SAS Code to Spark Conversion Nuances¶
This section describes nuances of converting from SAS code to Spark.
BEST format¶
SAS BESTw.d format is very complex, and is very hard to replicate exactly in Spark. E.g. SAS uses a different scientific notation for large number with exponent then Spark, python or Java. It also controls the maximum legnth of the output and truncates it based on the given width.
Alchemist will generate a regular cast call, with a different handling for values with and without decimals.
INPUT function with $w. informat¶
Caveats
- The result assumes a correct character expression in an input field. If input was used on a numeric column is the source, the converted code will match SAS behavior.
- Converted goes does not handle a single period
.
in an input field (SAS$w.
converts a single period to a blank)
Template
If out of the box conversion does not work for you, you can use the following inline template to achieve precise conversion:
converter:
template_configs:
- inline: "IF(TRIM(render(match["source"])) = '.', '', TRIM(SUBSTR(NVL(render(match["source"]), ''), 1, match["informat_width"])))"
match_patterns:
- '(SASCallExpression @arguments=[(*) -> source (* @value=(SASFormatExpression @format_name="\$" @format_width=".+" -> informat_width))] @func_name=(SASCodeName @identifier="INPUT"))'
Order By¶
SAS data steps as well as some procedures require that the data have been pre-sorted, thus it is common for users to call either PROC SORT
or include ORDER BY
in SQL statements. Spark in turn does not require data to be pre-sorted, thus in some cases there is no need to preserve ordering.
As of today, Alchemist can't reliably detect whether ordering is needed or not and thus errs on the side of caution and preserves ordering. This should not lead to significant performance degradation since Spark is smart enough to eliminate all but the last sort.

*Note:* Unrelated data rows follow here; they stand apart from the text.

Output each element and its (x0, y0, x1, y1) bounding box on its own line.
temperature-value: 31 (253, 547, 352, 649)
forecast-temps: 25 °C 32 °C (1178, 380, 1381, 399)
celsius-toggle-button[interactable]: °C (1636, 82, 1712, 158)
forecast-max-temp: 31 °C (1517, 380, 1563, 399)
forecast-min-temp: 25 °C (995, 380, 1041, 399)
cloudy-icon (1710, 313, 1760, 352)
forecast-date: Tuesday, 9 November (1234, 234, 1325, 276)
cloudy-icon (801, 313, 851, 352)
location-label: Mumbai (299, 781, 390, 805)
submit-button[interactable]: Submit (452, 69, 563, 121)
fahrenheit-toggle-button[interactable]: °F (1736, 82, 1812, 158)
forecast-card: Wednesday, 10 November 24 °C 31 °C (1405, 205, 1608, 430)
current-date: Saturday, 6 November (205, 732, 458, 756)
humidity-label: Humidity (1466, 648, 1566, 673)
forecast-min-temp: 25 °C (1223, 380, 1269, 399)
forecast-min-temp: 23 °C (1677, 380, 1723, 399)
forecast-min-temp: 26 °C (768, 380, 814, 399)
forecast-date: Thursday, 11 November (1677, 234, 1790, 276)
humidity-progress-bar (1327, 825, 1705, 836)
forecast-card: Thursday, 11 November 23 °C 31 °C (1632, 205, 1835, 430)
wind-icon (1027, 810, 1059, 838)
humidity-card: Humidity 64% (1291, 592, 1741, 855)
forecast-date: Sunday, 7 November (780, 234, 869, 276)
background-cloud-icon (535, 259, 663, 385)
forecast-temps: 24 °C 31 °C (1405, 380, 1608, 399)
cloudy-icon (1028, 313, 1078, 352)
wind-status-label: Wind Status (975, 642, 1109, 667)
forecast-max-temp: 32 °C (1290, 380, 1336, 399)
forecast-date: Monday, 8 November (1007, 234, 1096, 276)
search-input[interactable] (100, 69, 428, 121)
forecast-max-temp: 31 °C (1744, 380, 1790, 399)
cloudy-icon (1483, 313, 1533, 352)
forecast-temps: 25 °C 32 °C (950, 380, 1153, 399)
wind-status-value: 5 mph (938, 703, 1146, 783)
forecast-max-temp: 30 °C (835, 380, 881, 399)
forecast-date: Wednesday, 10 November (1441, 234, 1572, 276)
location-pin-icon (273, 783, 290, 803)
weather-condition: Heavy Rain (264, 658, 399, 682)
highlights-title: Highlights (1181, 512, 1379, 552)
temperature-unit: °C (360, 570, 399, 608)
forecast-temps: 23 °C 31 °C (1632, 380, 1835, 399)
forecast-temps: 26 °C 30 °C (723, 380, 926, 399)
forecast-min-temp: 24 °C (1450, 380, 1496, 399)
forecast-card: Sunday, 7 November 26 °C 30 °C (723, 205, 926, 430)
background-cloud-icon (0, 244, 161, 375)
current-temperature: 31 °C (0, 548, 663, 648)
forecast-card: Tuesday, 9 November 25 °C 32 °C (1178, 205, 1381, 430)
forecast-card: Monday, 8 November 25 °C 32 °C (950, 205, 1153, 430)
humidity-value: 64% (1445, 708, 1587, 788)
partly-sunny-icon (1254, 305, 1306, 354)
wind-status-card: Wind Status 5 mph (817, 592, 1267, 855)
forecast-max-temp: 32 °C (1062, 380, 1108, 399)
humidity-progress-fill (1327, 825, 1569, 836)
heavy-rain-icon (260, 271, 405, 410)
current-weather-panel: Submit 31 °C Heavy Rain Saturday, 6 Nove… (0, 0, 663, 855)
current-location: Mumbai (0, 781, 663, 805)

However, if you are sure that ordering is not needed you may use node filtering to prevent PROC SORT
from being converted.
Calculated Columns¶
SAS allows referencing calculated columns in the same SELECT
statement where they are defined. Despite documentation only mentioning SELECT
and WHERE
, it may also be used in GROUP BY
and HAVING
clauses.
Spark has a similar capability called Lateral Column Alias aka LCA (for more details read the announcement blog). The key differences with SAS are:
- LCA is only supported in SELECT
and HAVING
clauses
- If a source table has a column of the same name as the calculated column, the source column will be used (SAS will use the calculated column)
As of now Alchemist converts SAS calculated columns to LCA when possible, without checking for the presence of a source column with the same name. In a rare usage scenario with column name collision this may lead to incorrect results.